Lessons from the CrowdStrike outage.

What follows is a first-person account of the response from inside one of the affected environments, and what the incident revealed about the gap between we have security tools and we can recover.

The night

It was 0147 EDT, overnight into Friday morning. I was about to call it a night when the monitoring dashboards started changing color, the systems alerts came in, and the phones began ringing.

The unusual stillness of a quiet Thursday gave way to the recognition that something was very wrong, simultaneously, across multiple data centers and continents. This is the texture of modern infrastructure failure: not a single point of pain spreading outward, but synchronized failure across systems that share a common dependency you didn't fully appreciate until that moment.

The response

When the incident response protocol activated, the work split into three immediate streams: identify the pattern, contain the damage, and structure the recovery.

I revisited the Planning Considerations for Cyber Incidents guide from CISA, used in conjunction with our own business continuity, disaster recovery, and incident response plans. The CISA framework gave us a structure for coordinating across teams. Our internal plans gave us the specifics — which systems to bring back first, which dependencies had to be respected, which stakeholders needed updates and how often.

The pattern emerged quickly: every affected system had the CrowdStrike Falcon agent and had received the bad update. The fix was known within hours of CrowdStrike's public statement, but the operational work of executing it across thousands of endpoints — many of them in BitLocker recovery loops, many requiring physical or console access — was the actual challenge. There is no automation for "boot into safe mode and delete a specific file" when the systems can't network to receive instructions.

What got us through wasn't tooling. It was the team — application, infrastructure, and security working as a single response unit, with clear decision authority, structured recovery procedures developed and validated in flight, and disciplined communication that kept stakeholders informed without flooding the responders.

By the time CrowdStrike issued its formal statement, we had achieved near-total restoration across multiple data centers. Many users had not yet had their first cup of coffee.

What the incident actually revealed

The post-incident analysis surfaced several things worth saying out loud, because they apply far beyond this specific event.

1. Lesson 01
   Automatic vendor updates are a single point of failure most organizations have never properly examined.

   The same mechanism that protects you from the latest threat is the mechanism that crashed nine million machines. Automatic updates are not inherently wrong. But the governance around them — testing windows, staged rollouts, ability to pause or roll back — is often weaker than the protection benefit assumes.
2. Lesson 02
   The blast radius of a single dependency is rarely understood until it fails.

   Most organizations had no clear answer to the question "which of our systems run Falcon?" until they were forced to find out. The same is true of any agent that runs at the kernel level or has broad system access — Falcon, similar EDR products, identity agents, backup agents. The list of "things that can take down everything if they break" is longer than most CMDBs reflect.
3. Lesson 03
   Recovery is a capability, not a plan.

   A documented recovery process and an executable recovery process are different things.

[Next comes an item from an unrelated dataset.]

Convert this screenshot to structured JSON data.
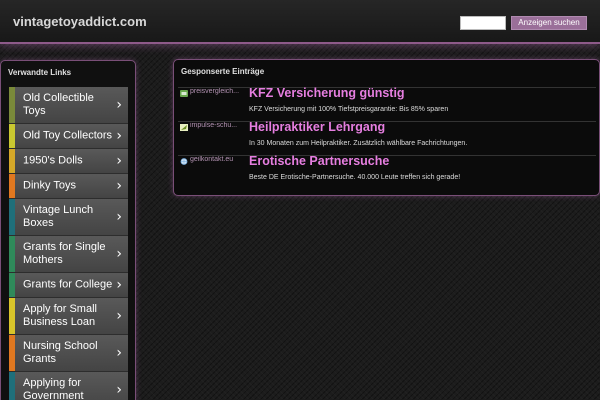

The organizations that recovered fastest had recently practiced the underlying work — manual remediation, BitLocker key retrieval, console access at scale, communication under pressure. The ones that struggled most had documented those processes but never proved them.
4. Lesson 04
   Communication discipline matters as much as technical execution.

   Internal teams need updates often enough to coordinate but not so often that responders are spending their time writing status reports instead of fixing systems. Executives need translation, not raw incident detail. Customers need honesty about what they can expect and when. None of that is improvised well at 3 AM.

What this means going forward

The CrowdStrike incident wasn't a cyberattack, but it taught the same lessons one would have. The defense layer assumed: every adversary now knows how a major outage actually unfolds in a real environment. Response patterns, coordination structures, recovery times, communication cadences — all observable. State-sponsored actors and organized criminal groups will not have missed this.

For organizations still operating in what I call Incident Response 1.0 — reactive, document-driven, and rarely tested — the gap between policy and capability is the real exposure. Several practical shifts move that gap in the right direction:

• Treat update governance as a security control, not an operational nuisance. Stage rollouts. Maintain pause-and-rollback capability. Verify it works before you need it.
• Map kernel-level and high-trust agents explicitly. Know what runs where, and what fails if any one of them fails.
• Practice manual recovery at small scale, regularly. The skills atrophy if not exercised, and you cannot manufacture them in the middle of an event.
• Build incident communication as its own muscle. Cadence, audience, content — all rehearsed, not improvised.
• Treat post-incident review as a learning function, not an accountability function. Blameless reviews surface the actual lessons. Blame-driven reviews surface defensive narratives.

The fragility revealed by this outage isn't going away. The dependencies that produced it are deeper now than they were two years ago, not shallower. The organizations that come through the next one well will be the ones treating resilience as an operating discipline — built before the incident, drilled regularly, and continuously improved — rather than as a document.